Mark: usually machines work longer than that, and replacing takes work time
that wasn't typical for most of our hardware
we won't have support after 3y, but usually have enough spare components to fix them ourselves

Engineering Community

slide 23

[slide 23]

Quim:
context: earlier, much of team tied up by Phabricator migration, and dev summit preparation.

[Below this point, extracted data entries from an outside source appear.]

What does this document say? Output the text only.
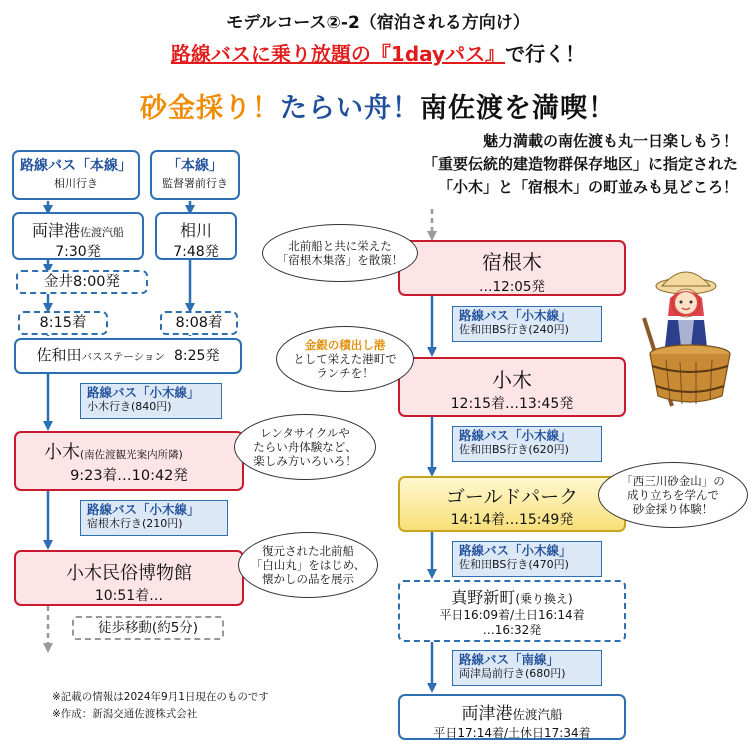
モデルコース②-2（宿泊される方向け）
路線バスに乗り放題の『1dayパス』で行く！
砂金採り！たらい舟！南佐渡を満喫！
魅力満載の南佐渡も丸一日楽しもう！
「重要伝統的建造物群保存地区」に指定された
「小木」と「宿根木」の町並みも見どころ！
路線バス「本線」
相川行き
「本線」
監督署前行き
両津港佐渡汽船
7:30発
相川
7:48発
金井8:00発
8:15着	8:08着
佐和田バスステーション 8:25発
路線バス「小木線」
小木行き(840円)
小木(南佐渡観光案内所隣)
9:23着…10:42発
路線バス「小木線」
宿根木行き(210円)
小木民俗博物館
10:51着…
徒歩移動(約5分)
宿根木
…12:05発
路線バス「小木線」
佐和田BS行き(240円)
小木
12:15着…13:45発
路線バス「小木線」
佐和田BS行き(620円)
ゴールドパーク
14:14着…15:49発
路線バス「小木線」
佐和田BS行き(470円)
真野新町(乗り換え)
平日16:09着/土日16:14着
…16:32発
路線バス「南線」
両津局前行き(680円)
両津港佐渡汽船
平日17:14着/土休日17:34着
北前船と共に栄えた
「宿根木集落」を散策！
金銀の積出し港
として栄えた港町で
ランチを！
レンタサイクルや
たらい舟体験など、
楽しみ方いろいろ！
「西三川砂金山」の
成り立ちを学んで
砂金採り体験！
復元された北前船
「白山丸」をはじめ、
懐かしの品を展示
※記載の情報は2024年9月1日現在のものです
※作成：新潟交通佐渡株式会社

We agreed to take it a bit easier during this quarter.
MediaWiki Developer Summit: success, with some things to improve.
Data and Developer Hub: didn't succed on delivering plan with stakeholders' approvals, but built a prototype
Phab migration (from Trello etc.): did not push migration, rely on force of tide instead. This proved right - trend is clear, it's just a matter of time.
Engage with established tech communities: delayed again, affected by lack of WMF vision.
Looking forward to working on this with new Partnerships team, already started talking.
--> Lila: need top-level KPIs for ECT, eg.:

number of devs engaged/contributing code
number of patches submitted/accepted

statistics like that
Quim: exactly this is one of our goals for the April-June quarter.
This time we only have metrics for Phabricator use, in the Appendix

slide 24

[slide 24]

Successes
Earlier events had lots of informal feedback, or surveys that took a lot of time to process, but for the first time we run a survey quick and we extracted lessons learned that have already influenced our planning of next events.
S Page produced a Data & Developer Hub prototype against plan and against my will but he was right ;) and broke the vicious circle.

slide 25

[slide 25]

Misses
Problems resourcing Phabricator maintenance. Solution: move ownership to Greg.
Greg: do you see a theme? I get all the tools everyone uses. ;)
Bryan: and we're on time

Appendix slides

Feedback on meeting format

Lila: Feedback on meeting format?
Bryan: we started much earlier than normal to prepare slide deck (about a month ahead)
came together much better
could have had the slide deck template earlier
Greg: it's completely retrospective, no room to discuss planned work, needs from other teams
now disjoint goalsetting processes, q review meeting served for coordination before
Lila: dropped the "what's next" part of slides
if we do that separately, that's fine, but need to get together in some form
Lila: I like having all or most of the team in the meeting, even if only listening
could have everyone but managers remote
Greg: there's at least 60 in this group
my team asked me if they should be here
Quim: technical hangout limit (15)
Terry: technical limitations could be fixed
Bryan: there is value in team hearing questions that you ask, but this might not need to be in real time
don't ask geeky geeks to pay attention to something on screen for long ;)
Chad: I was supposed to sit in for the whole time, certainly enjoyed listening in, but it's not like I could jump in at any time[?]